When Should You Replace Your Roof Sheathing?
Roof sheathing is another part of the roof that people don’t see but plays a very important role in keeping your roof healthy and above your head. Replacing it is a big task but sometimes it is necessary and it’s always best to be prepared for it.
When to Replace Roof Sheathing? According to my local roofing pros, Winfield Roofing Company of Annapolis (their website), you should replace your roof sheathing if it has sustained too much damage from water or the elements and is beginning to rot in multiple places. This should be done as soon as you see this kind of damage as it will only get worse if it’s left alone.
For this article, you’ll find a description of what roof sheathing is, how to spot the signs that it might be damaged and what to do once you find these signs. Read on to keep yourself informed and be prepared so, if this problem happens to you, you’ll be prepared to take it on.
What is Roof Sheathing?
Roof sheathing is how the shingles of your roof are held up above the rest of your house. It is placed on top of the trusses and is essentially how your shingles are held up above your head and don’t come crashing down during a storm.
Roof sheathing can become damaged if it is exposed to too much water though, and while it is designed to withstand dampness, it can develop rot over time and will not be functional once it
Is it Possible to Repair Roof Sheathing Rather Than Replace It All?
If it is caught in its very early stages some professionals can fix it without having to spend a lot more money replacing the whole thing.
However, if it has gotten too bad it’s just one of those parts of the roof that will wear on it until the problem is out of control and you have no other option but to replace all of your roof sheathing.
Replacing roof sheathing is by no means a cheap job, so be sure to look out for any signs of rot so this problem does not get out of control before you try to take your life saving to the roulette table to pay off roof repairs.
Spotting Rot in Your Roof Sheathing
If you start to see your roof beginning to leak, there is almost certainly some kind of moisture up there that is damaging your roof sheathing.
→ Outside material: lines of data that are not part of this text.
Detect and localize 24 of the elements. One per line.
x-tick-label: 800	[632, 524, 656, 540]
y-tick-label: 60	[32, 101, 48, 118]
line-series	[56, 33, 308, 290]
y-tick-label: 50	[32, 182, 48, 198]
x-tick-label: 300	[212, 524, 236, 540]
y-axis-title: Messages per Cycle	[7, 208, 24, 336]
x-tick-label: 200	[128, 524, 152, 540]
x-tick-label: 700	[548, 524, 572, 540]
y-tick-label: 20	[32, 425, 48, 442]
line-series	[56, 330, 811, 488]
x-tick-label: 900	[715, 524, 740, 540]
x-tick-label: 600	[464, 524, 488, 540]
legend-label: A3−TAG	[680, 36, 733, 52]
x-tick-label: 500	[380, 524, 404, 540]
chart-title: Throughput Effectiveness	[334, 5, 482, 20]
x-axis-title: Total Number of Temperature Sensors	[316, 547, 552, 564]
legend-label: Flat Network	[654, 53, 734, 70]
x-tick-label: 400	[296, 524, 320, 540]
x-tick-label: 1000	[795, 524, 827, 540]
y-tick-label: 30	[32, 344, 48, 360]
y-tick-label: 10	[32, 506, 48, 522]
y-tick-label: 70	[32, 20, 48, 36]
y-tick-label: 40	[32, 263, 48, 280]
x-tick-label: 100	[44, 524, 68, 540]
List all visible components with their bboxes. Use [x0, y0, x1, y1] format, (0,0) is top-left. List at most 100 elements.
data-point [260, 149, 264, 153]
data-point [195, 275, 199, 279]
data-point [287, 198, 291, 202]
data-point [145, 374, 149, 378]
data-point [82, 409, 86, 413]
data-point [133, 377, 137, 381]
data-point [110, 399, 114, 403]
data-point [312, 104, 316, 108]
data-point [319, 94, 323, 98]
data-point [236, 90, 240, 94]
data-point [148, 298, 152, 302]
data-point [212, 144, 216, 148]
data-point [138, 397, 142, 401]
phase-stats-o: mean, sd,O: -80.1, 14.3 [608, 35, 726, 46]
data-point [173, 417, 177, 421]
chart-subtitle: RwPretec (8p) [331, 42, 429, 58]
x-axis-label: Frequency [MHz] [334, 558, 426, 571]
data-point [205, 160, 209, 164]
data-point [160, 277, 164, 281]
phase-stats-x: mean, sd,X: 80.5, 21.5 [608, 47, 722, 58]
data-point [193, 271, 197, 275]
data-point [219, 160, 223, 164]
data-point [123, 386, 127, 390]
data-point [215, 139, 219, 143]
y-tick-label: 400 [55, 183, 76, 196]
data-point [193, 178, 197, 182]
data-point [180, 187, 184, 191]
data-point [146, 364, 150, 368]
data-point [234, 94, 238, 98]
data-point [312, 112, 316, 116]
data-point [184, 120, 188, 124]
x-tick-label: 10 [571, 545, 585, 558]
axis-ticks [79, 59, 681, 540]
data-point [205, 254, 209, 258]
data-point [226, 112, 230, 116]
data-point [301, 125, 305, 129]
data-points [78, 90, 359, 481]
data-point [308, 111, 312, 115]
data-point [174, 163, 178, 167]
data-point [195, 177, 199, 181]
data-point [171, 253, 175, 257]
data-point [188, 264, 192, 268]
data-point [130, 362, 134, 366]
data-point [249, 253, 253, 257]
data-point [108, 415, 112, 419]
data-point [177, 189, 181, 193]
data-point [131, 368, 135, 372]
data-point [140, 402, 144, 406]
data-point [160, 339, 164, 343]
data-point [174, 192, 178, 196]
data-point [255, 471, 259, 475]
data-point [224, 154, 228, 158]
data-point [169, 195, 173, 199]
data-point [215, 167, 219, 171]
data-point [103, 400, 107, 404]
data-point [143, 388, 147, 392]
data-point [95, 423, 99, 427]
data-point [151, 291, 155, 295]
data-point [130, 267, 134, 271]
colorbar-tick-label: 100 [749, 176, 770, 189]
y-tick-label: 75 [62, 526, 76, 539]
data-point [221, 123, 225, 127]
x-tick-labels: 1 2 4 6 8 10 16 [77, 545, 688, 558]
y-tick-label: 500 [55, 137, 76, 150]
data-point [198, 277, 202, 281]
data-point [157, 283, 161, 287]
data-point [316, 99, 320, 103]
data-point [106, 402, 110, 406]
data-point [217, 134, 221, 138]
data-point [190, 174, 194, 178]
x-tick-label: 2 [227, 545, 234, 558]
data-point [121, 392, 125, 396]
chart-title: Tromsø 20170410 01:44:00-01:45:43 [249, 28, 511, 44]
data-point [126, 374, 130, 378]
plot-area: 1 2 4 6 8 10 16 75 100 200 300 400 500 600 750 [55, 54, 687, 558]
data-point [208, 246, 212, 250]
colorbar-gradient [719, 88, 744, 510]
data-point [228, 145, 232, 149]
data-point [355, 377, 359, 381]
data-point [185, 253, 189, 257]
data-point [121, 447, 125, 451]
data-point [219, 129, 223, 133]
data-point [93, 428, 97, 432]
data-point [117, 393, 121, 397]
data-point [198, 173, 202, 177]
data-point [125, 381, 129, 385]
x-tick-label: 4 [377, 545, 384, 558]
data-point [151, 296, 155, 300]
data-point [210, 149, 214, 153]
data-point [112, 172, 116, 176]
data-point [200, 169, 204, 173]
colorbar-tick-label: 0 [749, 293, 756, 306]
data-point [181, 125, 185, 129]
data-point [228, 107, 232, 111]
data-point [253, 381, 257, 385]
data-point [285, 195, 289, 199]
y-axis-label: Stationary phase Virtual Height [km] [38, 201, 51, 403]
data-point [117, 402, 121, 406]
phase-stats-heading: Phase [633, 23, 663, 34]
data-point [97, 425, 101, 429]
Also, if you see things like cracked paint, peeling wallpaper, or ceiling spots, your roof sheathing may be in bad condition.
A sagging ceiling or roofline is another bad sign that your roof sheathing is becoming waterlogged. You do not want to get to the point where your ceiling starts to bow because it is only a matter of time before it falls at that point.
Even if you don’t see these signs, it’s still a good idea to check up on your roof sheathing around twice a year. Plus, if you experienced any hurricanes or harsh storms you should also check on it after the storm is over.
When to Replace Roof Sheathing
You should only replace your roof sheathing if you spot any rot or any excessive water damage. There is no need to preemptively replace roof sheathing as it will be good forever so long as it doesn’t get too waterlogged.
If you do find damage and can’t get it replaced immediately, it is fine to let it go for a while during the time it takes to call in a professional and save up to replace everything.
However, you never want to just let damp roof sheathing sit up in your roof forever. It will create mold and mildew and, if worse comes to worst, parts of your ceiling might start falling down once your shingles can’t be held up anymore.
You could, at most, let this problem go for a few months. Provided the damage is not too out of control, your ceiling will not come crashing down on you as soon as you spot a little damage. Although you have to address this sooner rather than later, as the problem can get much worse if it’s left alone for too long.
Now that we’ve wrapped everything up, hopefully, this article has given you all you need to know about when to replace your roof sheathing.
If you have already found any rot up there, do not let it go, and start making plans to get it replaced as soon as possible. If not, be sure to keep checking up on your roof sheathing about twice a year and ideally you will see nothing but sturdy, dry wood up there for as long as you live in that house.